At their core, intellectuals should have a few must-haves including a philosophical bent; a sense of history; an eye for what's next; the ability to abstract; and as an added bonus psychological awareness.

Intellectuals used to be more closely associated with all that is highbrow, but as low and highbrow started to mix within the culture and celebrity infiltrated just about every segment of society, the snobbery against pop culture has diminished. The White House Correspondents' Dinner used to be a place where lauded journalists and powerful politicians met, now #nerdprom is a place where lauded journalists, powerful politicians, and Lindsey Lohan meet.

Also as film and TV have taken over the novel, the ties between intellectuals, Hollywood, and celebrity are solidified. Screenwriter Diablo Cody and filmmaker and actress Greta Gerwig are good examples of postmodern intellectuals in this sense.

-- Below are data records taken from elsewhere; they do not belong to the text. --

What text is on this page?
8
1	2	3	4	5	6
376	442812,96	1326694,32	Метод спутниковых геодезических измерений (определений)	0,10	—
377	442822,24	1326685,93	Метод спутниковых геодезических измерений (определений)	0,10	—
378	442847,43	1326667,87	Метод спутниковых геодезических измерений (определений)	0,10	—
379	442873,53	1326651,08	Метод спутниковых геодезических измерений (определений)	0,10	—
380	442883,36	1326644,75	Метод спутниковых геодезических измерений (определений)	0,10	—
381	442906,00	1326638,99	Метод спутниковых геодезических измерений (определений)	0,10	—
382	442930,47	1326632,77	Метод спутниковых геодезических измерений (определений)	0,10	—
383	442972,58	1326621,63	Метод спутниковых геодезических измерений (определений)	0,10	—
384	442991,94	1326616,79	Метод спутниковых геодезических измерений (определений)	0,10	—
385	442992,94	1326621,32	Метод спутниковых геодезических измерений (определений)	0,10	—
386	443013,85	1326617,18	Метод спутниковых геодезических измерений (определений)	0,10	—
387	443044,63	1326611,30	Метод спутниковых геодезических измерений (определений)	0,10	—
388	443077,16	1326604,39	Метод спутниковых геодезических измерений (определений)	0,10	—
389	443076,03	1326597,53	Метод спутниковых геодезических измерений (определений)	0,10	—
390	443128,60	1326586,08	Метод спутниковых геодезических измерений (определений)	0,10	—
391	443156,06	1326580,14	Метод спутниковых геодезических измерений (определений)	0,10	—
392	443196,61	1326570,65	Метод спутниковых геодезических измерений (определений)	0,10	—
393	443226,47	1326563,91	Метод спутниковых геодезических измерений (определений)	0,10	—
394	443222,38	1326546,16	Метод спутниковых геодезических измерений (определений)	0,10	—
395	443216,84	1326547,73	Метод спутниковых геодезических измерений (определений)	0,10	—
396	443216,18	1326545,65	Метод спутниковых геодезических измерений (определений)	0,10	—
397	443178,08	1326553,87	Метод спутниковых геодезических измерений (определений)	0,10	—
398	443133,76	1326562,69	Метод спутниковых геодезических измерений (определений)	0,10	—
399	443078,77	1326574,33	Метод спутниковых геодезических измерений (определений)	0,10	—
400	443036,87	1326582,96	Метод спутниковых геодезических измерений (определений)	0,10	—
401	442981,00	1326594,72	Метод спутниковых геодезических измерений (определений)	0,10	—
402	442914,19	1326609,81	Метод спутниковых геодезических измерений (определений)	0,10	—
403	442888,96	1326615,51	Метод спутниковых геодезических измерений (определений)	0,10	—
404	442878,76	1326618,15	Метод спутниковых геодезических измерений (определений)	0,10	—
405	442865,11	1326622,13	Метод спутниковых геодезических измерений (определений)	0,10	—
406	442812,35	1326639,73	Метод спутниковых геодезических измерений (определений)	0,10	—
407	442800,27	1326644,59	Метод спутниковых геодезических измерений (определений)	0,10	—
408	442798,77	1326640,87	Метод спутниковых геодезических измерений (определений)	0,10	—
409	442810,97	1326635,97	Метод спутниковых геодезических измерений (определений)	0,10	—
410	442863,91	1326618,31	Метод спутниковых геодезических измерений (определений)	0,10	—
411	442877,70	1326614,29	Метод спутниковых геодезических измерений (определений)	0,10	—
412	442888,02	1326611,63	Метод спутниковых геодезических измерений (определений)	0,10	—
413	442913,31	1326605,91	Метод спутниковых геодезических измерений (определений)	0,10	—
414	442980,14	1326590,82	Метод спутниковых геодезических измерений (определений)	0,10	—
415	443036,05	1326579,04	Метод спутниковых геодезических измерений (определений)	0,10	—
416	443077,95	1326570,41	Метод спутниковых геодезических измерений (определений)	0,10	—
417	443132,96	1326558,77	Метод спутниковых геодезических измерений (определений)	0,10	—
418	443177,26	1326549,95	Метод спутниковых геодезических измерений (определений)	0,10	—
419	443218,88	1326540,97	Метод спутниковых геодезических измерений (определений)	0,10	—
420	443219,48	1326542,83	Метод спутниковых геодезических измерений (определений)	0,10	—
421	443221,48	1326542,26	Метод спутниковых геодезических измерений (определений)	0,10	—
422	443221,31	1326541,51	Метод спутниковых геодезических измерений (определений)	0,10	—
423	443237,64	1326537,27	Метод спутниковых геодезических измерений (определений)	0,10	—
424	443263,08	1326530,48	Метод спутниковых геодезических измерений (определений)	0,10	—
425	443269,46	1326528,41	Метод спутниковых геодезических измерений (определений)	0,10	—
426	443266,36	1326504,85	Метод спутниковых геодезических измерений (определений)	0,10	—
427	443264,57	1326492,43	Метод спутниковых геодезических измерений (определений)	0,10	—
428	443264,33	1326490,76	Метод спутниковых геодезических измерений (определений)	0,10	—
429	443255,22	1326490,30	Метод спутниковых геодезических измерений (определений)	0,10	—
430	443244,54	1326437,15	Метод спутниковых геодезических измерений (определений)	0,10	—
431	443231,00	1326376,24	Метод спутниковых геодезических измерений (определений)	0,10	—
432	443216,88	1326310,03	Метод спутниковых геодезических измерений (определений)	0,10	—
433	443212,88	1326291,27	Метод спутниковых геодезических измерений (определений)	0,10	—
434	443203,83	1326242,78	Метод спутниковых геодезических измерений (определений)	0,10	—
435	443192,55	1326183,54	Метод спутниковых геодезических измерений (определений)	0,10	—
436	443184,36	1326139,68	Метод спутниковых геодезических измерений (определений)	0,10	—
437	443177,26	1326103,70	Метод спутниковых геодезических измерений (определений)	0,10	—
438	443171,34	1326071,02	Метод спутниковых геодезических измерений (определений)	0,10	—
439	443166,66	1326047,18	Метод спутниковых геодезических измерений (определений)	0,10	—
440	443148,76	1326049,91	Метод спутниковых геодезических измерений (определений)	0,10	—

With regard to the art world, artist and writer Mira Schor is a postmodern intellectual who is described as engaged in a dialogue with mass culture though her work. In a podcast with the Director of the University of Virginia Art Museum, Schor talks about trolling the news and "interjecting an element of visual pleasure" into it as a method for her art and its ties to contemporary culture.

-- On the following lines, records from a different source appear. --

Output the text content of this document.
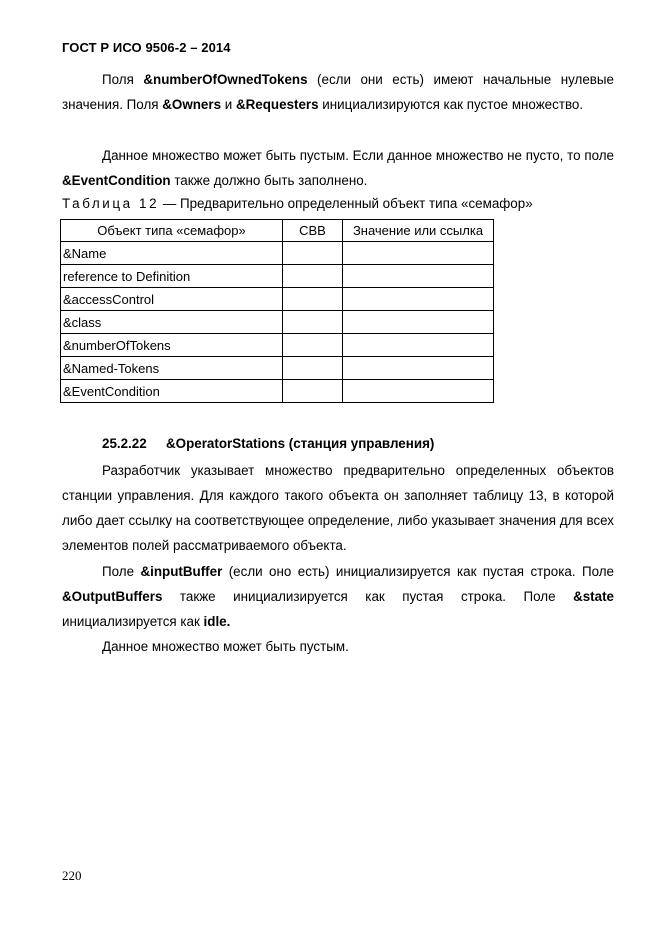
ГОСТ Р ИСО 9506-2 – 2014
Поля &numberOfOwnedTokens (если они есть) имеют начальные нулевые значения. Поля &Owners и &Requesters инициализируются как пустое множество.
Данное множество может быть пустым. Если данное множество не пусто, то поле &EventCondition также должно быть заполнено.
Таблица 12 — Предварительно определенный объект типа «семафор»
Объект типа «семафор»	СВВ	Значение или ссылка
&Name		
reference to Definition		
&accessControl		
&class		
&numberOfTokens		
&Named-Tokens		
&EventCondition		
25.2.22 &OperatorStations (станция управления)
Разработчик указывает множество предварительно определенных объектов станции управления. Для каждого такого объекта он заполняет таблицу 13, в которой либо дает ссылку на соответствующее определение, либо указывает значения для всех элементов полей рассматриваемого объекта.
Поле &inputBuffer (если оно есть) инициализируется как пустая строка. Поле &OutputBuffers также инициализируется как пустая строка. Поле &state инициализируется как idle.
Данное множество может быть пустым.
220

Of course, intellectuals of the past had connections to pop culture, but now that relationship has supersized. Theoretically, you could have an intellectual who watches The Bachelor. Theoretically.

How fabulous was physicist and cosmologist Stephen Hawking's cameo on the TV show, The Big Bang Theory, as well as Paul Krugman's cameo in the movie, Get Him to the Greek opposite Jonah Hill's character? Krugman also got into what seemed like a pop opera Twitter war with the president of Estonia.

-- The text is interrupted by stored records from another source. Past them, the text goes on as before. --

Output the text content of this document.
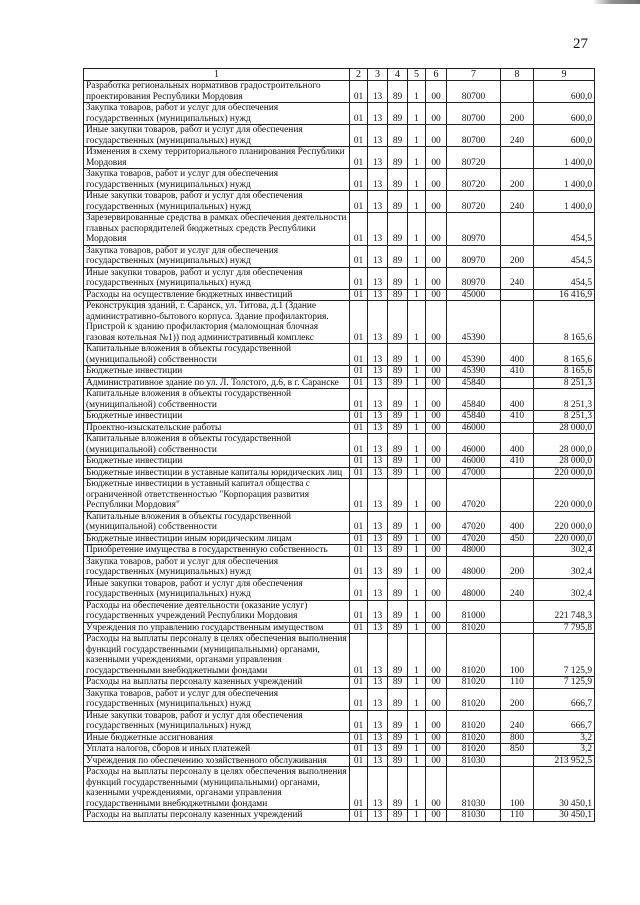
27
1	2	3	4	5	6	7	8	9
Разработка региональных нормативов градостроительного проектирования Республики Мордовия	01	13	89	1	00	80700		600,0
Закупка товаров, работ и услуг для обеспечения государственных (муниципальных) нужд	01	13	89	1	00	80700	200	600,0
Иные закупки товаров, работ и услуг для обеспечения государственных (муниципальных) нужд	01	13	89	1	00	80700	240	600,0
Изменения в схему территориального планирования Республики Мордовия	01	13	89	1	00	80720		1 400,0
Закупка товаров, работ и услуг для обеспечения государственных (муниципальных) нужд	01	13	89	1	00	80720	200	1 400,0
Иные закупки товаров, работ и услуг для обеспечения государственных (муниципальных) нужд	01	13	89	1	00	80720	240	1 400,0
Зарезервированные средства в рамках обеспечения деятельности главных распорядителей бюджетных средств Республики Мордовия	01	13	89	1	00	80970		454,5
Закупка товаров, работ и услуг для обеспечения государственных (муниципальных) нужд	01	13	89	1	00	80970	200	454,5
Иные закупки товаров, работ и услуг для обеспечения государственных (муниципальных) нужд	01	13	89	1	00	80970	240	454,5
Расходы на осуществление бюджетных инвестиций	01	13	89	1	00	45000		16 416,9
Реконструкция зданий, г. Саранск, ул. Титова, д.1 (Здание административно-бытового корпуса. Здание профилактория. Пристрой к зданию профилактория (маломощная блочная газовая котельная №1)) под административный комплекс	01	13	89	1	00	45390		8 165,6
Капитальные вложения в объекты государственной (муниципальной) собственности	01	13	89	1	00	45390	400	8 165,6
Бюджетные инвестиции	01	13	89	1	00	45390	410	8 165,6
Административное здание по ул. Л. Толстого, д.6, в г. Саранске	01	13	89	1	00	45840		8 251,3
Капитальные вложения в объекты государственной (муниципальной) собственности	01	13	89	1	00	45840	400	8 251,3
Бюджетные инвестиции	01	13	89	1	00	45840	410	8 251,3
Проектно-изыскательские работы	01	13	89	1	00	46000		28 000,0
Капитальные вложения в объекты государственной (муниципальной) собственности	01	13	89	1	00	46000	400	28 000,0
Бюджетные инвестиции	01	13	89	1	00	46000	410	28 000,0
Бюджетные инвестиции в уставные капиталы юридических лиц	01	13	89	1	00	47000		220 000,0
Бюджетные инвестиции в уставный капитал общества с ограниченной ответственностью "Корпорация развития Республики Мордовия"	01	13	89	1	00	47020		220 000,0
Капитальные вложения в объекты государственной (муниципальной) собственности	01	13	89	1	00	47020	400	220 000,0
Бюджетные инвестиции иным юридическим лицам	01	13	89	1	00	47020	450	220 000,0
Приобретение имущества в государственную собственность	01	13	89	1	00	48000		302,4
Закупка товаров, работ и услуг для обеспечения государственных (муниципальных) нужд	01	13	89	1	00	48000	200	302,4
Иные закупки товаров, работ и услуг для обеспечения государственных (муниципальных) нужд	01	13	89	1	00	48000	240	302,4
Расходы на обеспечение деятельности (оказание услуг) государственных учреждений Республики Мордовия	01	13	89	1	00	81000		221 748,3
Учреждения по управлению государственным имуществом	01	13	89	1	00	81020		7 795,8
Расходы на выплаты персоналу в целях обеспечения выполнения функций государственными (муниципальными) органами, казенными учреждениями, органами управления государственными внебюджетными фондами	01	13	89	1	00	81020	100	7 125,9
Расходы на выплаты персоналу казенных учреждений	01	13	89	1	00	81020	110	7 125,9
Закупка товаров, работ и услуг для обеспечения государственных (муниципальных) нужд	01	13	89	1	00	81020	200	666,7
Иные закупки товаров, работ и услуг для обеспечения государственных (муниципальных) нужд	01	13	89	1	00	81020	240	666,7
Иные бюджетные ассигнования	01	13	89	1	00	81020	800	3,2
Уплата налогов, сборов и иных платежей	01	13	89	1	00	81020	850	3,2
Учреждения по обеспечению хозяйственного обслуживания	01	13	89	1	00	81030		213 952,5
Расходы на выплаты персоналу в целях обеспечения выполнения функций государственными (муниципальными) органами, казенными учреждениями, органами управления государственными внебюджетными фондами	01	13	89	1	00	81030	100	30 450,1
Расходы на выплаты персоналу казенных учреждений	01	13	89	1	00	81030	110	30 450,1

The postmodern intellectual is also more closely associated with business and sales than in the past. Today, everyone markets themselves and everything is a business. Even academic institutions resemble business institutions.

Sales is not synonymous with the used car salesperson image of the past. Intellectuals tended to be champions of the working class, but now the wall between intellectuals and the white-collar business class is crumbling. In this way, Twitter co-founder, Oxford fellow, and activist Biz Stone, as well as award-winning journalist and Co-anchor of CNBC's Squawk Box Andrew Ross Sorkin embody much of what it means to be an intellectual now.

In a world like today's, people are aching for good analysis, ideas, dialogue, and problem solving. Intellectuals at their best help to explain and predict change as well as affect it, just like Robert F. Kennedy did in the 1960's. He foresaw the country would be ready for a black president in 40 years. That's no coincidence, that's a mind. Yet, he also worked pragmatically for the civil rights movement in his role as Attorney General.

It's not about being elite, it's actually about being practical. American intellectual culture has always been laced with pragmatism and even more so today. Americans were never big on knowledge for knowledge sake. They want action.

Postmodern intellectuals embody the concepts of action, abstraction, media, and marketing, yet perhaps most importantly, intellectuals these days are making the old-fashioned notion of ideas hip again.